Rachel glanced down at her lap, avoiding his penetrating gaze. ‘I haven’t thought that far ahead.’

‘Well, it’s time you did! They’ll sell to the highest bidder. They won’t be concerned whether it’s split up into apartments or turned into the biggest conference centre in Europe!’

‘I haven’t lost it yet!’ Rachel persisted stubbornly. ‘There’s still time.’

‘There’s no time. Your aunt used up all the time and left you with nothing but debts,’ Jean-Luc informed her brutally. ‘You will be left with nothing.’

‘So, why do you care?’

Why, indeed? But he did—more than he cared to admit.

He looked at her, cold and hard and formidable. ‘I don’t. I have been looking for suitable properties in this area for some time. In fact, I was about to close a deal when I heard of your aunt’s death and subsequent problems.’

‘Oh! So…so your predatory instincts took over! How extremely fortuitous that the Grange got into difficulties when it did!’ Rachel replied unsteadily. ‘I’m sure your shareholders are going to be very impressed at such easy pickings!’

‘I have no shareholders,’ Jean-Luc informed her with a cold expression. ‘I own the company lock, stock and barrel.’

‘Oh, well, even better!’ Rachel continued scathingly. ‘Think of all those profits just for yourself—you’ll be a millionaire in no time!’

‘I already am one!’ The terse statement came as he pushed back his chair and rose from the table, throwing his napkin onto the plate in front of him in disgust. ‘I’m not prepared to put up with this. It’s clear from your behaviour that you’re not capable of taking my proposition seriously. That is your mistake and you will have to live with the consequences.’

Rachel stared up at him in horror. ‘You’re leaving?’ she asked. ‘Just like that?’

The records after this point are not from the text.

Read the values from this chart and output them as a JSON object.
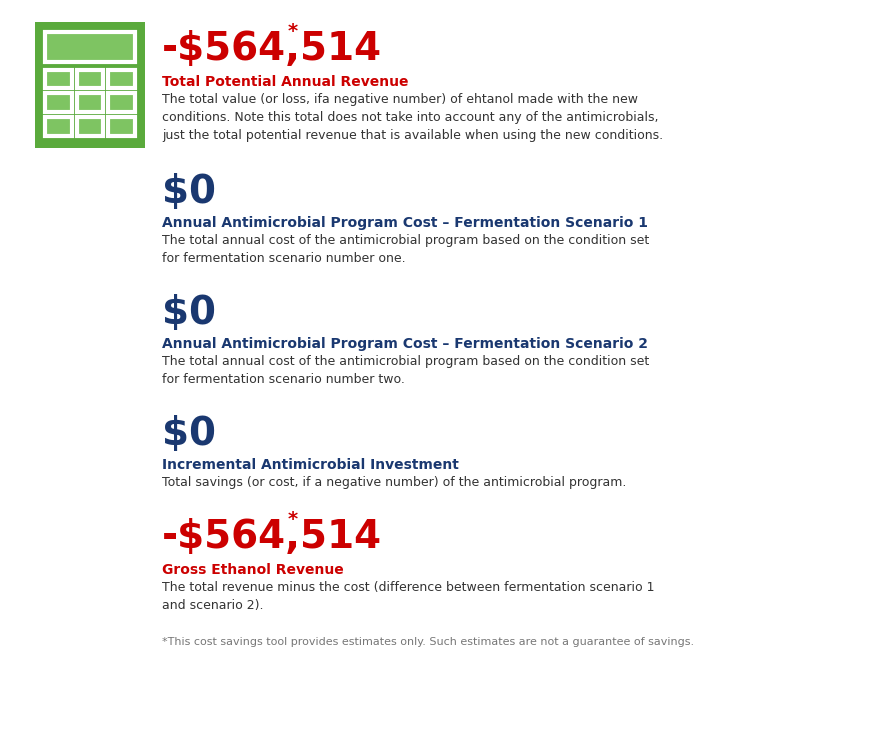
{
  "bg_color": "#ffffff",
  "red_color": "#cc0000",
  "blue_color": "#1a3870",
  "gray_color": "#333333",
  "light_gray": "#777777",
  "green_bg": "#5aaa3c",
  "green_screen": "#7ec462",
  "big_value_1": "-$564,514",
  "big_value_1_star": "*",
  "label_1": "Total Potential Annual Revenue",
  "desc_1": "The total value (or loss, ifa negative number) of ehtanol made with the new\nconditions. Note this total does not take into account any of the antimicrobials,\njust the total potential revenue that is available when using the new conditions.",
  "big_value_2": "$0",
  "label_2": "Annual Antimicrobial Program Cost – Fermentation Scenario 1",
  "desc_2": "The total annual cost of the antimicrobial program based on the condition set\nfor fermentation scenario number one.",
  "big_value_3": "$0",
  "label_3": "Annual Antimicrobial Program Cost – Fermentation Scenario 2",
  "desc_3": "The total annual cost of the antimicrobial program based on the condition set\nfor fermentation scenario number two.",
  "big_value_4": "$0",
  "label_4": "Incremental Antimicrobial Investment",
  "desc_4": "Total savings (or cost, if a negative number) of the antimicrobial program.",
  "big_value_5": "-$564,514",
  "big_value_5_star": "*",
  "label_5": "Gross Ethanol Revenue",
  "desc_5": "The total revenue minus the cost (difference between fermentation scenario 1\nand scenario 2).",
  "footnote": "*This cost savings tool provides estimates only. Such estimates are not a guarantee of savings.",
  "big_fontsize": 28,
  "label_fontsize": 10,
  "desc_fontsize": 9,
  "footnote_fontsize": 8
}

‘I see no reason to stay. You’re clearly not interested in anything I have to say.’

Angry, tense, annoyed with himself at not being able to stay cool, he walked away, threading his broad frame through the tables of the restaurant.

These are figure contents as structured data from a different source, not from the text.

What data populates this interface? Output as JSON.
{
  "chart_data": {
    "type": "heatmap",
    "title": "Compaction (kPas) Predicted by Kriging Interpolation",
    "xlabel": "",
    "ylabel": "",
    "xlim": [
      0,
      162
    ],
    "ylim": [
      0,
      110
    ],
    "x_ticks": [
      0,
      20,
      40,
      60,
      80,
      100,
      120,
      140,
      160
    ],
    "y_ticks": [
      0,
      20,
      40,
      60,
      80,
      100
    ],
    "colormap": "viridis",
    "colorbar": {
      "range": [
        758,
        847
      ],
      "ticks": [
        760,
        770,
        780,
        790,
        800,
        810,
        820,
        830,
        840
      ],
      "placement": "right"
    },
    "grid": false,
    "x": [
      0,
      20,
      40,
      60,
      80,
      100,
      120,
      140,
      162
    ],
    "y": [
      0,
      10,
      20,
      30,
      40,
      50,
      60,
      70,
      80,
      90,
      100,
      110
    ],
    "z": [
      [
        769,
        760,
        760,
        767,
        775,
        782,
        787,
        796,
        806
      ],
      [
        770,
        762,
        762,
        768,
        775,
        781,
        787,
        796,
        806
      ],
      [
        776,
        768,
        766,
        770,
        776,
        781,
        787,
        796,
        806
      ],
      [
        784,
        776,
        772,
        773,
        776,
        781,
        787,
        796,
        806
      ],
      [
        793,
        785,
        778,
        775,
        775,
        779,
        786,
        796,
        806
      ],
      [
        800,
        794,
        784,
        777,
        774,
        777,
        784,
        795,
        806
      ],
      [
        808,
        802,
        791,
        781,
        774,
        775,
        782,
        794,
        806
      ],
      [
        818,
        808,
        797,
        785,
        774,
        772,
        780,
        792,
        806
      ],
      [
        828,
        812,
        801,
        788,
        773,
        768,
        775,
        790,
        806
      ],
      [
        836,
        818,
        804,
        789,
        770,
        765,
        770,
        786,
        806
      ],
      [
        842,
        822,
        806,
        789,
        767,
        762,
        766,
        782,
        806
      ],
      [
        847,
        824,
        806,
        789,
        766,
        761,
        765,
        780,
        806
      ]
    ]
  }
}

Rachel sat for a moment, watching him go, stunned by his sudden departure. She didn’t know what to do. She could barely think straight. Jean-Luc’s words haunted her. Did she really want to lose the Grange? Did it honestly mean so little to her? She rose from the table, glancing at the other diners who, she realised belatedly, had been enjoying the cabaret, and followed Jean-Luc outside.

Rachel stood hesitatingly in the entrance to the restaurant, glad of the cooling night air on her heated skin.

What was she to do? How was she supposed to cope with this nightmare situation? He didn’t care, that much was clear. He had said it, and she believed him. His only thought was to strike a deal, to make money.

Jean-Luc’s first emotion was relief because there was always a risk in pushing too hard, and she might so easily have decided to go with her true instincts and reject everything, without giving a damn for the consequences.